United States pauses to remember 9/11 attacks
The United States paused for a moment of silence to remember the 9/11 attacks on the World Trade Center and the Pentagon.
At 8:46 a.m. President Donald Trump and his wife, Melania, emerged from the White House in Washington, D.C. and stood at attention while a bell was rung one time.
Following the moment of silence at Ground Zero in New York, family members of the nearly 3,000 people killed 16 years ago began reading out the names of those who died in the attacks. The reading paused shortly after 9 a.m. for a second moment of silence heralded by the ringing of a bell, to mark the time when the second tower was struck.
Nearly 3,000 people were killed on Sept. 11, 2011 when two hijacked passenger jets slammed into each of the Twin Towers, or the World Trade Center.

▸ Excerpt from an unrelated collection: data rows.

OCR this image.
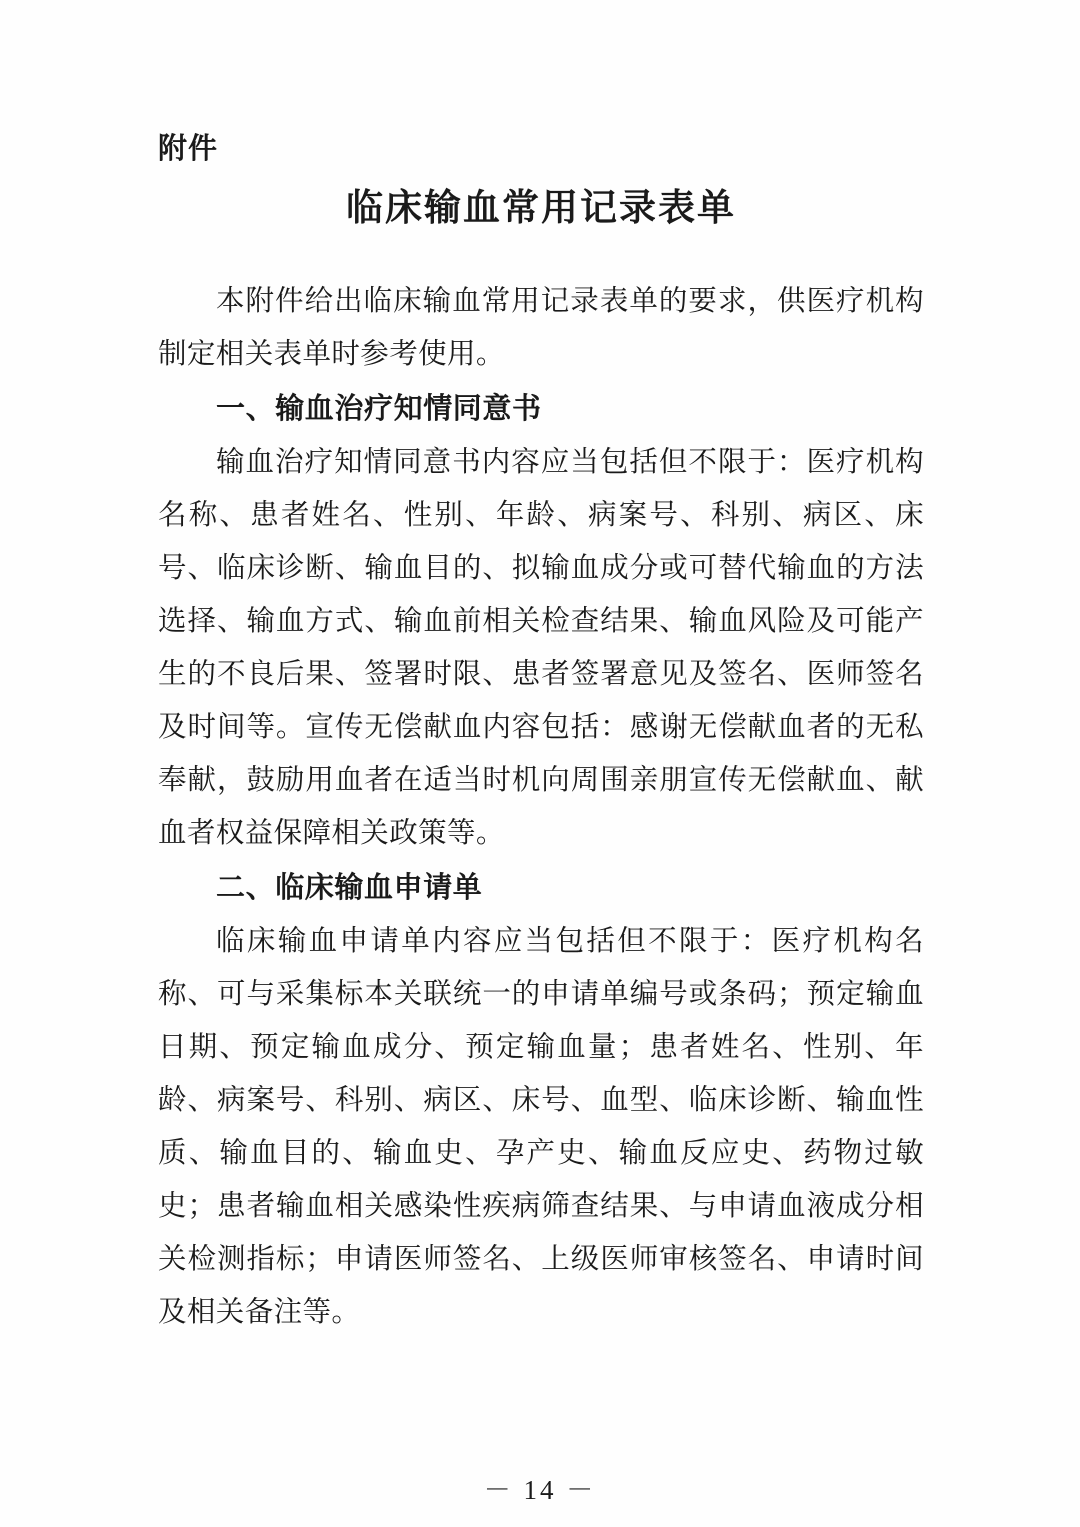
附件
临床输血常用记录表单

本附件给出临床输血常用记录表单的要求，供医疗机构制定相关表单时参考使用。

一、输血治疗知情同意书

输血治疗知情同意书内容应当包括但不限于：医疗机构名称、患者姓名、性别、年龄、病案号、科别、病区、床号、临床诊断、输血目的、拟输血成分或可替代输血的方法选择、输血方式、输血前相关检查结果、输血风险及可能产生的不良后果、签署时限、患者签署意见及签名、医师签名及时间等。宣传无偿献血内容包括：感谢无偿献血者的无私奉献，鼓励用血者在适当时机向周围亲朋宣传无偿献血、献血者权益保障相关政策等。

二、临床输血申请单

临床输血申请单内容应当包括但不限于：医疗机构名称、可与采集标本关联统一的申请单编号或条码；预定输血日期、预定输血成分、预定输血量；患者姓名、性别、年龄、病案号、科别、病区、床号、血型、临床诊断、输血性质、输血目的、输血史、孕产史、输血反应史、药物过敏史；患者输血相关感染性疾病筛查结果、与申请血液成分相关检测指标；申请医师签名、上级医师审核签名、申请时间及相关备注等。

－ 14 －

Another jet crashed into the Pentagon in Washington, D.C. A fourth plane whose destination is believed to have been the Capitol crashed in a field in Pennsylvania after some of the 33 passengers on board attacked the hijackers.
Ceremonies also are to be held at the Pentagon, and at the Flight 93 National Memorial near Shanksville, Pennsylvania.
Five Israelis were among the nearly 3,000 victims of the 9/11 attacks. A JNF monument in Arazim Valley near Jerusalem, called the 9/11 Living Memorial, is the only monument outside of the United States that lists the names of all the victims.